Step 3: Actually get in your car and drive to the child's house.

Here's the part that's pretty disturbing. At this point, you've weighed all of the potential pros and cons of having sex with the anonymous child you just met on the internet, and have decided that it's totally worth it. This is why I don't feel bad for these people; not only are they sick, they're fucking idiots. A bunch of the ones on the show had even stopped on the way to pick up various items that they thought might enhance their experience. A lot of them were pretty mundane: condoms, lube, beer, etc. But a few went above and beyond, like the guy who was found with a penis pump in his car. The best part is that they caught him on tape using it, and then asked him why he waited in his car as opposed to going straight in. He tried to play it off by saying that it was because he was having second thoughts, and he started to cry when they confronted him with the evidence that he was actually inserting his penis in a hydraulic tube in preparation for molesting a child. Also of note was the fat Mexican guy, who showed up with a bag full of Taco Bell. That's actually pretty smart; I'm sure that there's nothing like a zesty taco after having sex with a minor. Maybe he was going to share some with the girl, I don't know.

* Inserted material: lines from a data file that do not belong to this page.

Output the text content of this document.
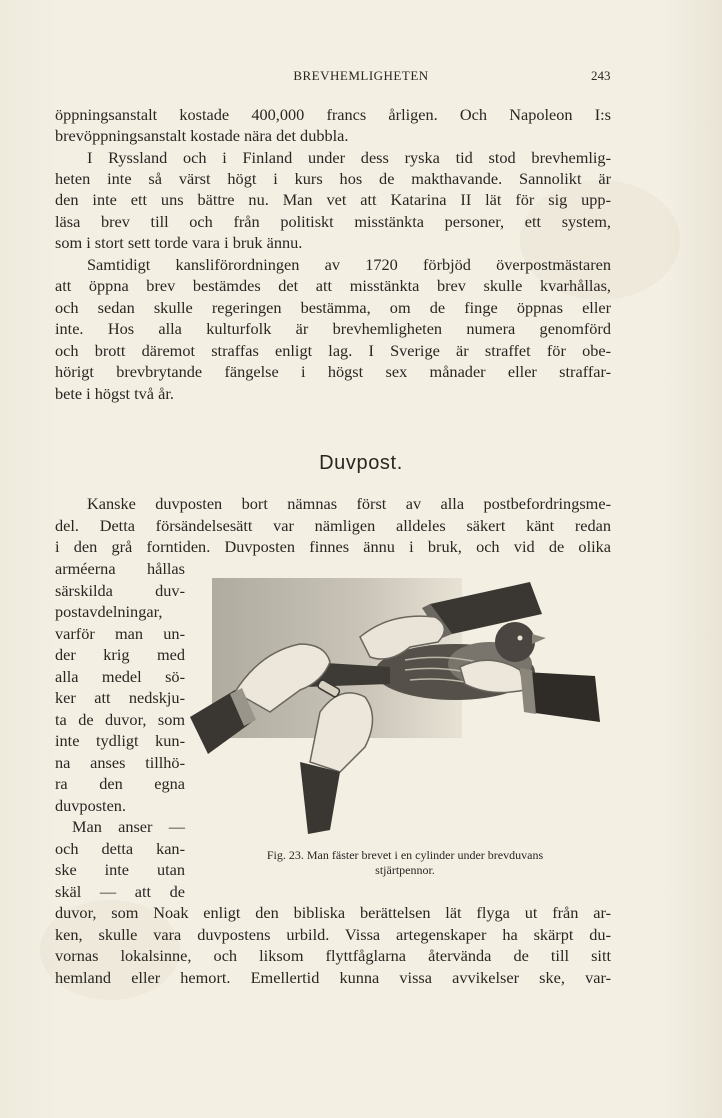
BREVHEMLIGHETEN	243
öppningsanstalt kostade 400,000 francs årligen. Och Napoleon I:s
brevöppningsanstalt kostade nära det dubbla.
I Ryssland och i Finland under dess ryska tid stod brevhemlig-
heten inte så värst högt i kurs hos de makthavande. Sannolikt är
den inte ett uns bättre nu. Man vet att Katarina II lät för sig upp-
läsa brev till och från politiskt misstänkta personer, ett system,
som i stort sett torde vara i bruk ännu.
Samtidigt kansliförordningen av 1720 förbjöd överpostmästaren
att öppna brev bestämdes det att misstänkta brev skulle kvarhållas,
och sedan skulle regeringen bestämma, om de finge öppnas eller
inte. Hos alla kulturfolk är brevhemligheten numera genomförd
och brott däremot straffas enligt lag. I Sverige är straffet för obe-
hörigt brevbrytande fängelse i högst sex månader eller straffar-
bete i högst två år.
Duvpost.
Kanske duvposten bort nämnas först av alla postbefordringsme-
del. Detta försändelsesätt var nämligen alldeles säkert känt redan
i den grå forntiden. Duvposten finnes ännu i bruk, och vid de olika
arméerna hållas
särskilda duv-
postavdelningar,
varför man un-
der krig med
alla medel sö-
ker att nedskju-
ta de duvor, som
inte tydligt kun-
na anses tillhö-
ra den egna
duvposten.
Man anser —
och detta kan-
ske inte utan
skäl — att de
Fig. 23. Man fäster brevet i en cylinder under brevduvans
stjärtpennor.
duvor, som Noak enligt den bibliska berättelsen lät flyga ut från ar-
ken, skulle vara duvpostens urbild. Vissa artegenskaper ha skärpt du-
vornas lokalsinne, och liksom flyttfåglarna återvända de till sitt
hemland eller hemort. Emellertid kunna vissa avvikelser ske, var-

Most of them didn't seem that surprised when the actress the police had hired left and Stone Philips and his camera crew jumped out and started asking questions. On a side note, they made it a distinct point to mention that the girl was an actress. Can you put that on your acting resume? What would you credit it as? "2006, Los Angeles Police Department - Pedophile bait"? That was how the sting was set up; the girl would lure the guy into the back of the house, say she was going to go slip into some lingerie or something, and then Stone would somberly walk out with a transcript of all of the dirty things the guy had been saying online. A few of them broke and ran right then, which just meant they got tackled and maced in the driveway, which is always fun to watch. But for the most part, they just sat there and had a nice little chat, admitted they were sick, and then quietly walked out front to get arrested. It was kind of funny; every time Stone would confront his next victim, he'd ask them if they knew who he was. For the most part, everyone just sort of nodded and said yes, except for this one hipster guy, who just looked him square in the eye and said "No, man. I have no idea who you are." Stone got pretty mad; you could see his face starting to turn red, and I'm sure he told the cops to make sure they beat that guy with a phonebook a little harder than usual when they got back to the station.

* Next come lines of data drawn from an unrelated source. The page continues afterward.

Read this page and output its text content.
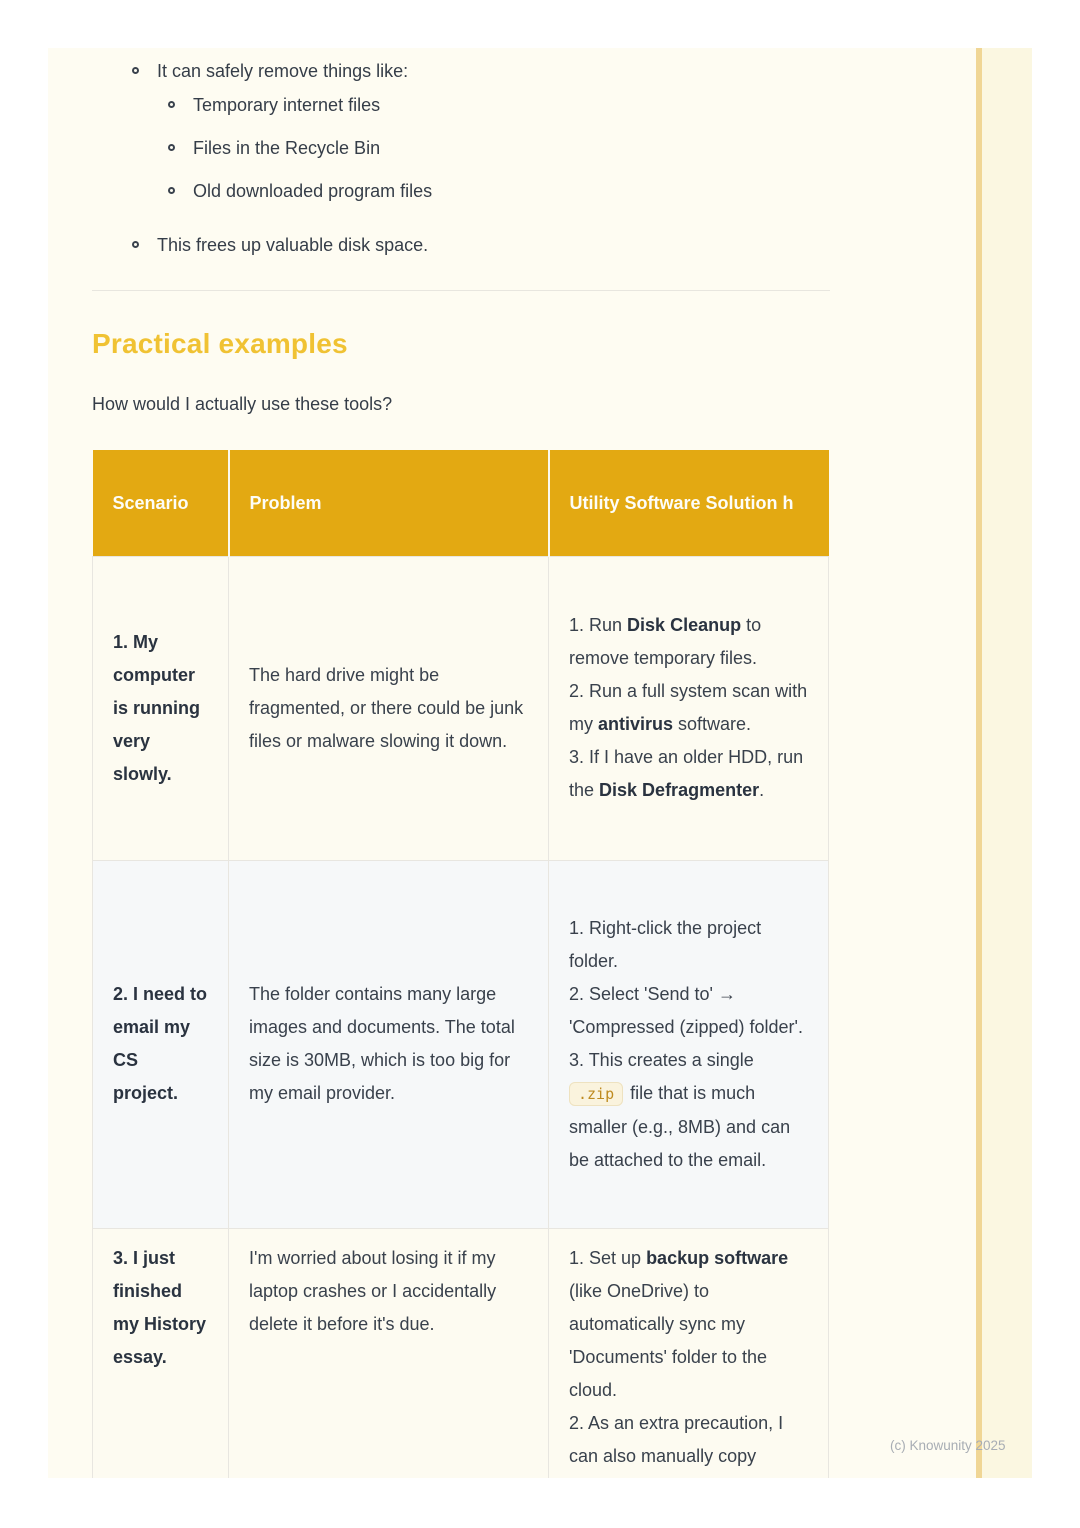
It can safely remove things like:
Temporary internet files
Files in the Recycle Bin
Old downloaded program files
This frees up valuable disk space.
Practical examples

How would I actually use these tools?

Scenario	Problem	Utility Software Solution h
1. My computer is running very slowly.	The hard drive might be fragmented, or there could be junk files or malware slowing it down.	1. Run Disk Cleanup to remove temporary files.
2. Run a full system scan with my antivirus software.
3. If I have an older HDD, run the Disk Defragmenter.

2. I need to email my CS project.	The folder contains many large images and documents. The total size is 30MB, which is too big for my email provider.	1. Right-click the project folder.
2. Select 'Send to' → 'Compressed (zipped) folder'.
3. This creates a single .zip file that is much smaller (e.g., 8MB) and can be attached to the email.

3. I just finished my History essay.	I'm worried about losing it if my laptop crashes or I accidentally delete it before it's due.	1. Set up backup software (like OneDrive) to automatically sync my 'Documents' folder to the cloud.
2. As an extra precaution, I can also manually copy	(c) Knowunity 2025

So in conclusion, there are a lot of messed up people out there. I think they've done the show like six times or something, and each time, they catch more and more people. That's fucking insane. I don't know how many of my friends who read this are secretly child molesters (I have my suspicions about several), but if you are, please take this warning to heart: don't try and fuck children that you meet on the internet. You're only going to get caught on national television, and then I'll be forced to say something in the subsequent interview like "Wait, he got caught fucking a 12 year old? Hm. Yeah, I guess I could see that."